A recent research report from Richard X. Bove of Rafferty Capital Markets paints a dire picture of the state of the home mortgage market if the federal mortgage-backing entities Fannie Mae / Federal National Mortgage Association (OTCBB:FNMA) and Freddie Mac / Federal Home Loan Mortgage Corp (OTCBB:FMCC) are wound down as planned in the next few years. He persuasively argues that the 30-year mortgage would instantly disappear, as no financial institution would accept the risks.

Fannie Mae

This sea change in the mortgage markets would result in a number of negative ramifications, such as likely knocking the already battered residential real estate market into a tailspin, for starters. Bove concludes his report with a call to stretch the wind-down of Fannie Mae / Federal National Mortgage Association (OTCBB:FNMA) and Freddie Mac / Federal Home Loan Mortgage Corp (OTCBB:FMCC) from the currently scheduled three years to 30 years.

The case for shutting down Fannie Mae and Freddie Mac

The Federal National Mortgage Association (OTCBB:FNMA) or Fannie Mae was created as part of the Federal Housing Authority in the mid-1930s in response to the Great Depression. This was an explicit government intervention into a moribund real estate market in an attempt to revive it. Government officials had come up with the idea of a 20-year self-amortizing mortgage to make buying residential real estate more affordable.

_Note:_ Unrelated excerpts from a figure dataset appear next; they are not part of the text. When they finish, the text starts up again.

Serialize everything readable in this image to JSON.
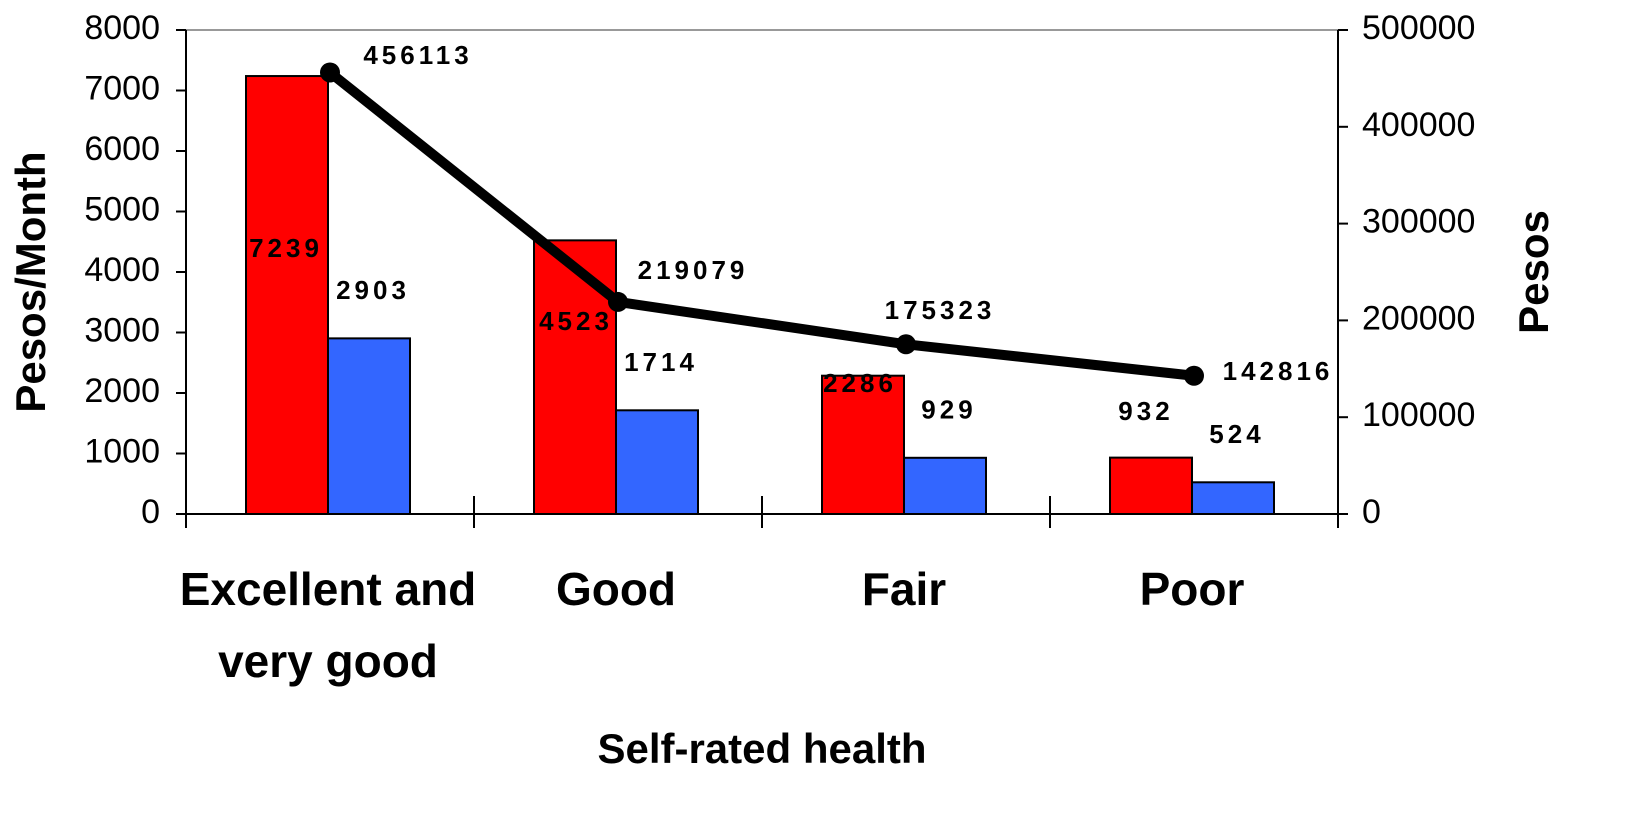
{
  "chart_data": {
    "type": "bar",
    "x_label": "Self-rated health",
    "y_label": "Pesos/Month",
    "y2_label": "Pesos",
    "categories": [
      "Excellent and very good",
      "Good",
      "Fair",
      "Poor"
    ],
    "series": [
      {
        "color": "#ff0000",
        "values": [
          7239,
          4523,
          2286,
          932
        ]
      },
      {
        "color": "#3366ff",
        "values": [
          2903,
          1714,
          929,
          524
        ]
      },
      {
        "type": "line",
        "axis": "y2",
        "color": "#000000",
        "values": [
          456113,
          219079,
          175323,
          142816
        ]
      }
    ],
    "ylim": [
      0,
      8000
    ],
    "yticks": [
      0,
      1000,
      2000,
      3000,
      4000,
      5000,
      6000,
      7000,
      8000
    ],
    "y2lim": [
      0,
      500000
    ],
    "y2ticks": [
      0,
      100000,
      200000,
      300000,
      400000,
      500000
    ]
  }
}
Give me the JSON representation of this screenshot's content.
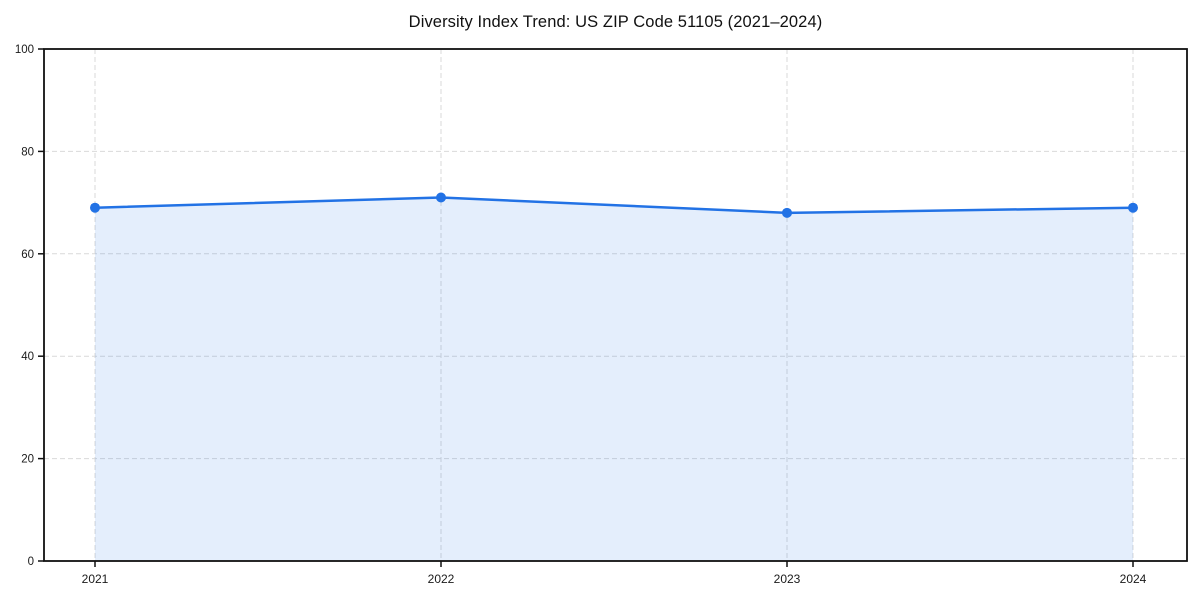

Fast forward a few years, and the concept of a 20-year or longer mortgage became hugely popular during the post-WWII housing boom, and eventually came to be enshrined as a fundamental mechanism for enabling the American dream of owning a home.

However, political interventions, such as the 1960s when mortgage terms were stretched to 30 years to enable more low-income Americans to become homeowners, began to distort lending standards and eventually the entire real estate market. Markets became even further distorted as the global economy became more seamless and hot money flowed in from other countries to create a series of real estate bubbles. The biggest bubble burst in 2007-2008, bringing the global financial system to its knees and exposing its systemic flaws.

Bove’s point of view

Bove actually agrees with the Treasury Department and most Republicans that Fannie Mae / Federal National Mortgage Association (OTCBB:FNMA) should be wound down and the long-running, dangerous experiment in intervention shut down. However, he argues the wind-down should be done very gradually in order to protect the fragile real estate market, not in a short three-year horizon as is currently envisaged by the Treasury Department.